Probing the structure of inhomogeneous colloidal particles by small-angle x-ray scattering

Small angle X-ray scattering (SAXS) is well suited for a detailed study of both the shape and the inner structure of suspended colloidal particles. A "trial-and-error" modeling was used in a SAXS study of two-stage latices (TSL), composed of polystyrene (PS) and polytribromostyrene (PTBrS, 15 wt%). The TSL particles were found to have a concentric core-shell structure. When a PTBrS latex was used as a seed, its particles were overcoated with a PS shell during the second-stage polymerization. However, only a small portion of the seed particles were overcoated with a PTBrS shell when using a PS seed. The size distributions of the TSL and the PTBrS latex particles were determined from the scattering curves, using the method of indirect Fourier transformation. The resulting average radii were in good agreement with the values obtained from TEM observations.
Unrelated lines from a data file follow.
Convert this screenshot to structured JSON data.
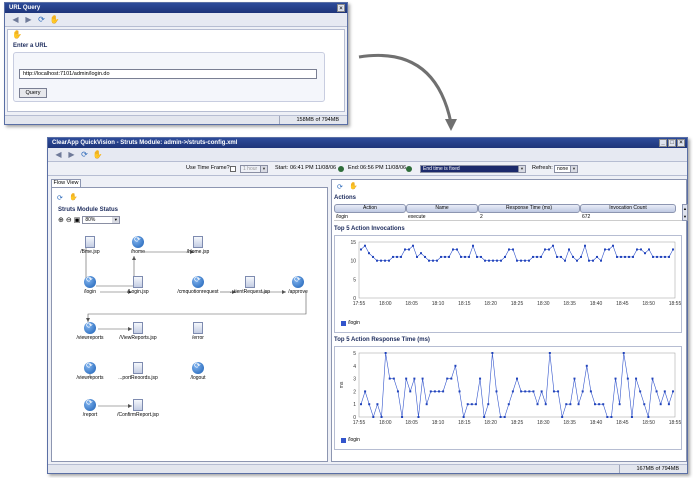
{
  "url_window": {
    "title": "URL Query",
    "enter_url_label": "Enter a URL",
    "url_value": "http://localhost:7101/admin/login.do",
    "query_button": "Query",
    "memory": "158MB of 794MB"
  },
  "main_window": {
    "title": "ClearApp QuickVision - Struts Module: admin->/struts-config.xml",
    "use_time_frame_label": "Use Time Frame?",
    "time_frame_value": "1 hour",
    "start_label": "Start:",
    "start_value": "06:41 PM 11/08/06",
    "end_label": "End:",
    "end_value": "06:56 PM 11/08/06",
    "end_mode_value": "End time is fixed",
    "refresh_label": "Refresh:",
    "refresh_value": "none",
    "memory": "167MB of 794MB"
  },
  "flow_view": {
    "tab_label": "Flow View",
    "title": "Struts Module Status",
    "zoom_value": "80%",
    "nodes": [
      {
        "id": "n1",
        "label": "/Bme.jsp",
        "kind": "page"
      },
      {
        "id": "n2",
        "label": "/home",
        "kind": "action"
      },
      {
        "id": "n3",
        "label": "/Home.jsp",
        "kind": "page"
      },
      {
        "id": "n4",
        "label": "/login",
        "kind": "action"
      },
      {
        "id": "n5",
        "label": "/Login.jsp",
        "kind": "page"
      },
      {
        "id": "n6",
        "label": "/cmquotionrequest",
        "kind": "action"
      },
      {
        "id": "n7",
        "label": "...tientRequest.jsp",
        "kind": "page"
      },
      {
        "id": "n8",
        "label": "/approve",
        "kind": "action"
      },
      {
        "id": "n9",
        "label": "/viewreports",
        "kind": "action"
      },
      {
        "id": "n10",
        "label": "/ViewReports.jsp",
        "kind": "page"
      },
      {
        "id": "n11",
        "label": "/error",
        "kind": "page"
      },
      {
        "id": "n12",
        "label": "/viewreports",
        "kind": "action"
      },
      {
        "id": "n13",
        "label": "...portReoords.jsp",
        "kind": "page"
      },
      {
        "id": "n14",
        "label": "/logout",
        "kind": "action"
      },
      {
        "id": "n15",
        "label": "/report",
        "kind": "action"
      },
      {
        "id": "n16",
        "label": "/ConfirmReport.jsp",
        "kind": "page"
      }
    ]
  },
  "actions": {
    "label": "Actions",
    "columns": [
      "Action",
      "Name",
      "Response Time (ms)",
      "Invocation Count"
    ],
    "rows": [
      {
        "action": "/login",
        "name": "execute",
        "response": "2",
        "count": "672"
      }
    ]
  },
  "chart_data": [
    {
      "type": "line",
      "title": "Top 5 Action Invocations",
      "xlabel": "",
      "ylabel": "",
      "x": [
        "17:55",
        "18:00",
        "18:05",
        "18:10",
        "18:15",
        "18:20",
        "18:25",
        "18:30",
        "18:35",
        "18:40",
        "18:45",
        "18:50",
        "18:55"
      ],
      "ylim": [
        0,
        15
      ],
      "yticks": [
        0,
        5,
        10,
        15
      ],
      "series": [
        {
          "name": "/login",
          "values": [
            13,
            14,
            12,
            11,
            10,
            10,
            10,
            10,
            11,
            11,
            11,
            13,
            13,
            14,
            11,
            12,
            11,
            10,
            10,
            10,
            11,
            11,
            11,
            13,
            13,
            11,
            11,
            11,
            14,
            11,
            11,
            10,
            10,
            10,
            10,
            10,
            11,
            13,
            13,
            10,
            10,
            10,
            10,
            11,
            11,
            11,
            13,
            13,
            14,
            11,
            11,
            10,
            13,
            11,
            10,
            11,
            14,
            10,
            10,
            11,
            10,
            13,
            13,
            14,
            11,
            11,
            11,
            11,
            11,
            13,
            13,
            12,
            13,
            11,
            11,
            11,
            11,
            11,
            13
          ]
        }
      ]
    },
    {
      "type": "line",
      "title": "Top 5 Action Response Time (ms)",
      "xlabel": "",
      "ylabel": "ms",
      "x": [
        "17:55",
        "18:00",
        "18:05",
        "18:10",
        "18:15",
        "18:20",
        "18:25",
        "18:30",
        "18:35",
        "18:40",
        "18:45",
        "18:50",
        "18:55"
      ],
      "ylim": [
        0,
        5
      ],
      "yticks": [
        0,
        1,
        2,
        3,
        4,
        5
      ],
      "series": [
        {
          "name": "/login",
          "values": [
            1,
            2,
            1,
            0,
            1,
            0,
            5,
            3,
            3,
            2,
            0,
            3,
            2,
            3,
            0,
            3,
            1,
            2,
            2,
            2,
            2,
            3,
            3,
            4,
            2,
            0,
            1,
            1,
            1,
            3,
            0,
            1,
            5,
            2,
            0,
            0,
            1,
            2,
            3,
            2,
            2,
            2,
            2,
            1,
            2,
            1,
            5,
            2,
            2,
            0,
            1,
            1,
            3,
            1,
            2,
            4,
            2,
            1,
            1,
            1,
            0,
            0,
            3,
            1,
            5,
            3,
            0,
            3,
            2,
            1,
            0,
            3,
            2,
            1,
            2,
            1,
            2
          ]
        }
      ]
    }
  ]
}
The contrast variation method, designed to separate the information on the particle as a whole from that of its inhomogeneities, was employed in a SAXS study of a model copolymer latex, composed of styrene and pentabromobenzyl acrylate (PBBA, 40 wt%). The separation of the homogeneous function allows direct calculation of the size distribution of the spherical particles (volume average diameter, (26.7 ± 1.3) nm). The SAXS analysis reveals a particle's inner structure described as a continuous copolymer phase, of composition being slightly richer in PBBA, within which domains of PS are randomly distributed. The volume fraction of the PS domains was estimated as 8 vol%, and their characteristic length as 5.1 nm.